I helped a customer today that I wish I had never seen. I hope that I never see her again.
She wasn't rude or demanding. For all I know, she was just a sweet old lady. And that's part of the problem.
Here's the thing... She was wearing a sleeveless shirt. Now, it was a hot day today. For the most part, I have no problem when women wear sleeveless attire. I mean, it's in the mid-90s outside and the humidity is almost about to jump off the charts. But I think there should really be an age limit.
This woman was, by my best estimations, ancient. Did you ever see There's Something About Mary? You know the shriveled up, over-tanned old lady on that? She looked like a smooth length of silk compared to this old chick.
It was kind of like someone had taken her arms and just pulled her skin off her bones, the way someone would pull on a rubber band, and then it just snapped back.
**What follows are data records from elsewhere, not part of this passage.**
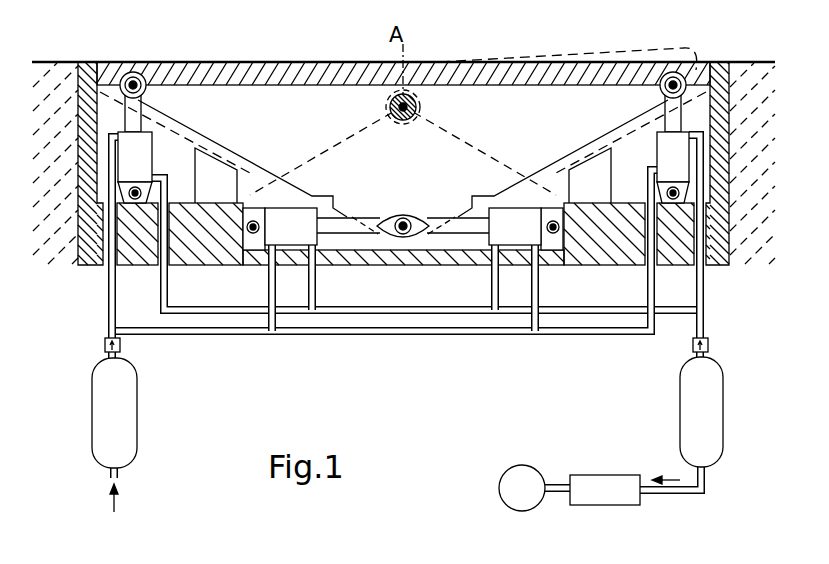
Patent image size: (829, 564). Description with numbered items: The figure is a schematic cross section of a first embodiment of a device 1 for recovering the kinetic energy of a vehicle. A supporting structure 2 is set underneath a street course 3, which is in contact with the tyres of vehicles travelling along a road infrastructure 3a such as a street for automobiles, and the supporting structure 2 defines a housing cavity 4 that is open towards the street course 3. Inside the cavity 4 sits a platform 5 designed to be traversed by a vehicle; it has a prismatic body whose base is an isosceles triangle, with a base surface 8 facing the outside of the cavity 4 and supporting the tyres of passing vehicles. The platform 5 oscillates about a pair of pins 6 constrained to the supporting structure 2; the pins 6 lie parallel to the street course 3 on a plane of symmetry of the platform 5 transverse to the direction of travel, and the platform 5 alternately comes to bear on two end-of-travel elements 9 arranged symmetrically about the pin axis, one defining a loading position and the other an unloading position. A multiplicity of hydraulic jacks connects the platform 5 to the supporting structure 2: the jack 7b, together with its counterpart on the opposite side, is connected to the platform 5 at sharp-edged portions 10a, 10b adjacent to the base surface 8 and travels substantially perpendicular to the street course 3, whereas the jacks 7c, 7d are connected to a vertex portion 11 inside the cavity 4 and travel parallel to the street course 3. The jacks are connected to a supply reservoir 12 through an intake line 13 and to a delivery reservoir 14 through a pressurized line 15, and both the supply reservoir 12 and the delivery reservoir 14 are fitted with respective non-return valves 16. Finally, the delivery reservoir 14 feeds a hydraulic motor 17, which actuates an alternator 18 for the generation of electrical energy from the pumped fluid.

The device for recovering kinetic energy 1 is at (440, 350).
The supporting structure 2 is at (90, 245).
The street course 3 is at (749, 60).
The road infrastructure 3a is at (63, 60).
The housing cavity 4 is at (99, 119).
The platform 5 is at (354, 100).
The pins 6 is at (417, 95).
The hydraulic jack 7b is at (140, 166).
The hydraulic jack 7c is at (491, 243).
The hydraulic jack 7d is at (318, 243).
The base surface 8 is at (237, 62).
The end-of-travel elements 9 is at (223, 193).
The sharp-edged portion 10a is at (690, 68).
The sharp-edged portion 10b is at (150, 80).
The vertex portion 11 is at (412, 242).
The supply reservoir 12 is at (120, 435).
The intake line 13 is at (347, 333).
The delivery reservoir 14 is at (695, 408).
The pressurized line 15 is at (392, 313).
The non-return valves 16 is at (121, 343).
The hydraulic motor 17 is at (612, 482).
The alternator 18 is at (523, 484).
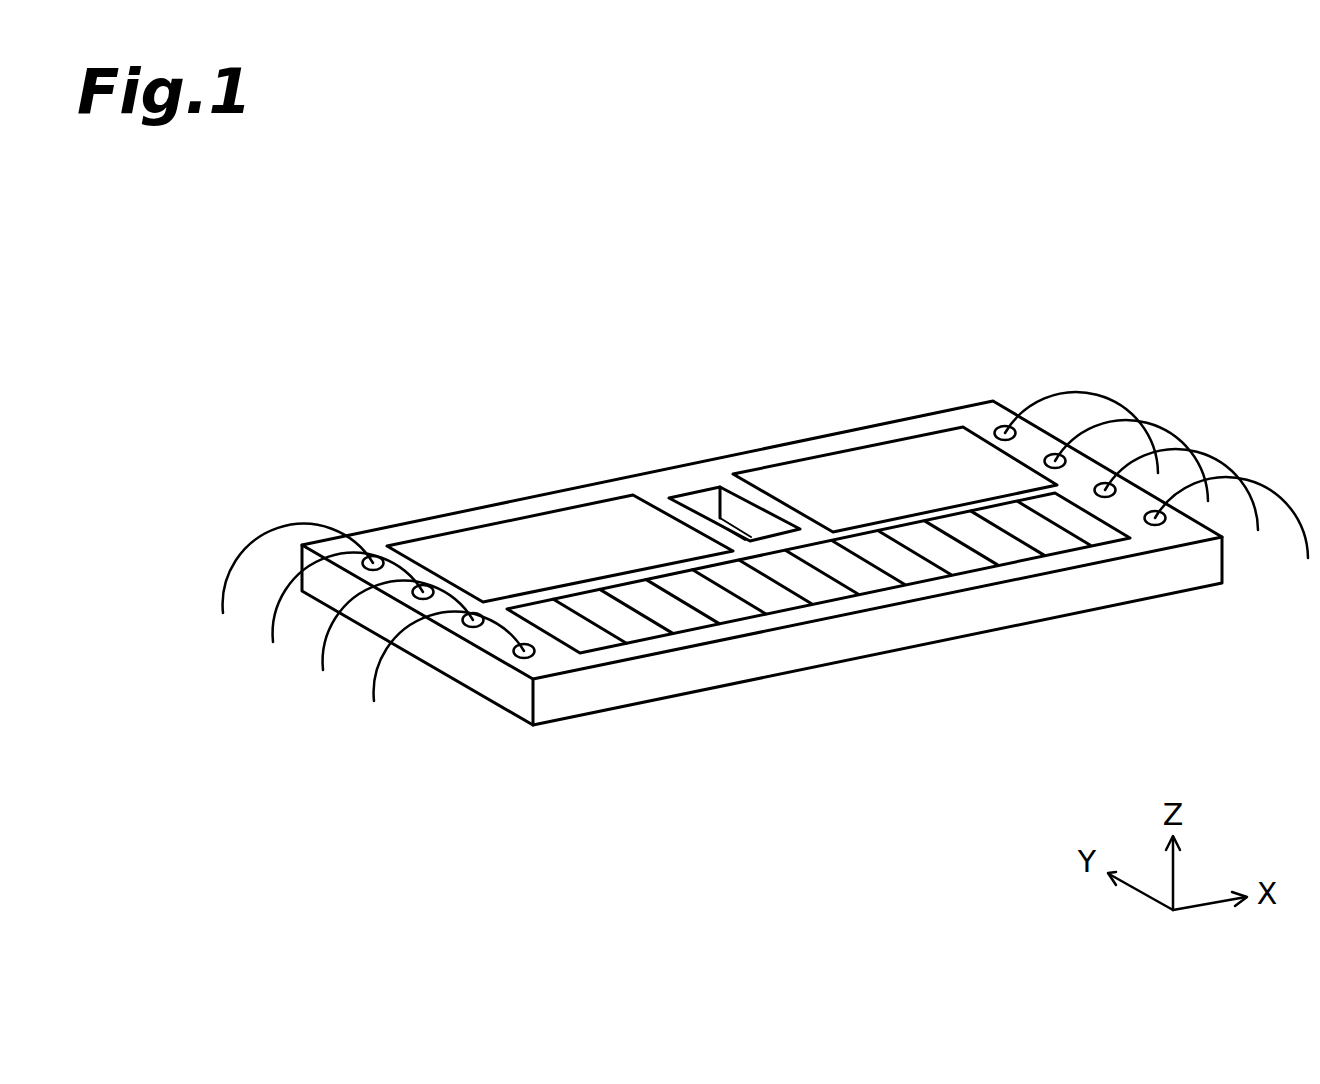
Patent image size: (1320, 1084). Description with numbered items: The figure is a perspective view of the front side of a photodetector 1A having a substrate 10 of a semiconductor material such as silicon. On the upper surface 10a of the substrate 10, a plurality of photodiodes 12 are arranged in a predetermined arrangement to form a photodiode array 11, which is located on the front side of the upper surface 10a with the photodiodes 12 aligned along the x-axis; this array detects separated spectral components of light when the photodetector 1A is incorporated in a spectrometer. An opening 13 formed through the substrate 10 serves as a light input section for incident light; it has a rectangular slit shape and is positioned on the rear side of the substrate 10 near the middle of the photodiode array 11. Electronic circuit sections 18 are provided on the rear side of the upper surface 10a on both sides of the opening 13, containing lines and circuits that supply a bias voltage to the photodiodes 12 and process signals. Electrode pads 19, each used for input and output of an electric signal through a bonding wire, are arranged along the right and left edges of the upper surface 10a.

The photodetector 1A is at (828, 372).
The substrate 10 is at (545, 490).
The upper surface 10a is at (622, 488).
The photodiode array 11 is at (967, 572).
The photodiode 12 is at (773, 600).
The opening 13 is at (707, 498).
The electronic circuit section 18 is at (485, 542).
The electrode pad 19 is at (473, 622).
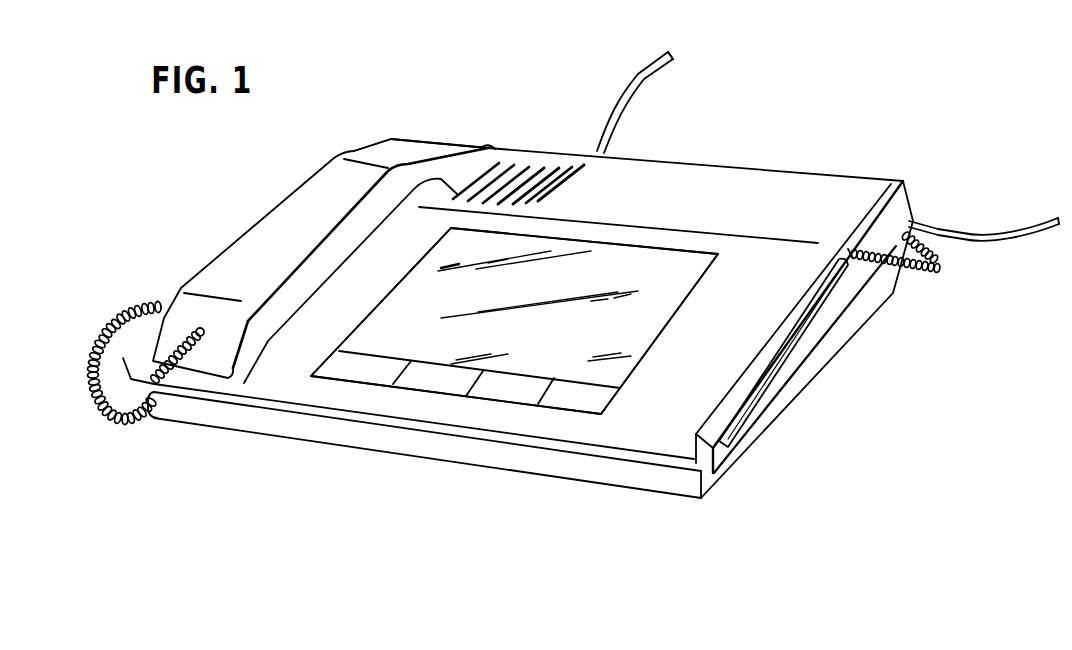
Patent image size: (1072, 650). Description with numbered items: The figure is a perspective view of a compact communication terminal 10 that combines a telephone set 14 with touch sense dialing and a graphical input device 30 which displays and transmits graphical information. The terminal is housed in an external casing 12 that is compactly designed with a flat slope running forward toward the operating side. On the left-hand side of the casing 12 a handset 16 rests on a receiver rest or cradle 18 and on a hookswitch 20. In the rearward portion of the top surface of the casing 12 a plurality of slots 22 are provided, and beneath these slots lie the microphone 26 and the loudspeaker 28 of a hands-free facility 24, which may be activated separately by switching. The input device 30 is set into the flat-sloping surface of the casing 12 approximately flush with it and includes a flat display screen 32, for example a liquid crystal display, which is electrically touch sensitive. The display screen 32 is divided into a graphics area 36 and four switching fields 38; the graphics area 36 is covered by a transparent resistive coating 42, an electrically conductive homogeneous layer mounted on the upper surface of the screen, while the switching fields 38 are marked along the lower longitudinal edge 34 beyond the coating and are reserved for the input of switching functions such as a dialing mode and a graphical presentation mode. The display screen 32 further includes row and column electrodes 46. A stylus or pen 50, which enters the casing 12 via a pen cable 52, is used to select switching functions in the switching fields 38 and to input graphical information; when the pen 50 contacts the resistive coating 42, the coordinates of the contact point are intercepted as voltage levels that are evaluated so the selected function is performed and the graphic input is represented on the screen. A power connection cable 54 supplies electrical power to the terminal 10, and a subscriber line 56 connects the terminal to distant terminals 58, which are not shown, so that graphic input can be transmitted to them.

The communication terminal 10 is at (783, 89).
The casing 12 is at (518, 318).
The telephone set 14 is at (496, 125).
The handset 16 is at (320, 261).
The cradle 18 is at (144, 357).
The hookswitch 20 is at (421, 123).
The slots 22 is at (529, 184).
The hands-free facility 24 is at (533, 156).
The microphone 26 is at (544, 194).
The loudspeaker 28 is at (588, 179).
The input device 30 is at (514, 321).
The flat display screen 32 is at (662, 334).
The lower longitudinal edge 34 is at (456, 395).
The graphics area 36 is at (381, 302).
The switching fields 38 is at (479, 366).
The transparent resistive coating 42 is at (549, 245).
The row and column electrodes 46 is at (591, 307).
The stylus or pen 50 is at (783, 353).
The pen cable 52 is at (916, 261).
The power connection cable 54 is at (984, 214).
The subscriber line 56 is at (635, 102).
The distant terminals 58 is at (695, 37).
But it didn't go back to its old shape. The skin was still all stretched out, but now it went back to covering the same area as before.
I had the displeasure of helping this woman. And she was a talker. I can be polite to our customers when they want to talk, even though I am not a talker. The elderly folks that come in are, a lot of the time, a lonely crew and a trip to the bank means a chance to talk to someone... anyone. Even if it means they're stuck talking to a jerk like me. Who, meanwhile, cannot wait until they finally shut their traps so I can thank them for banking with us.
So I'm caught in a conversation about whether or not this woman's account has a decent interest rate or not. And while she's talking, all I can think about is how not to throw up while looking at her heavily wrinkled arms. And through my mind is running the feasibility of running for office, simply so I can write legislation making it unlawful for men and women of a certain age to wear sleeveless shirts.
I know, I'm mean. How can you stand to keep reading this stuff?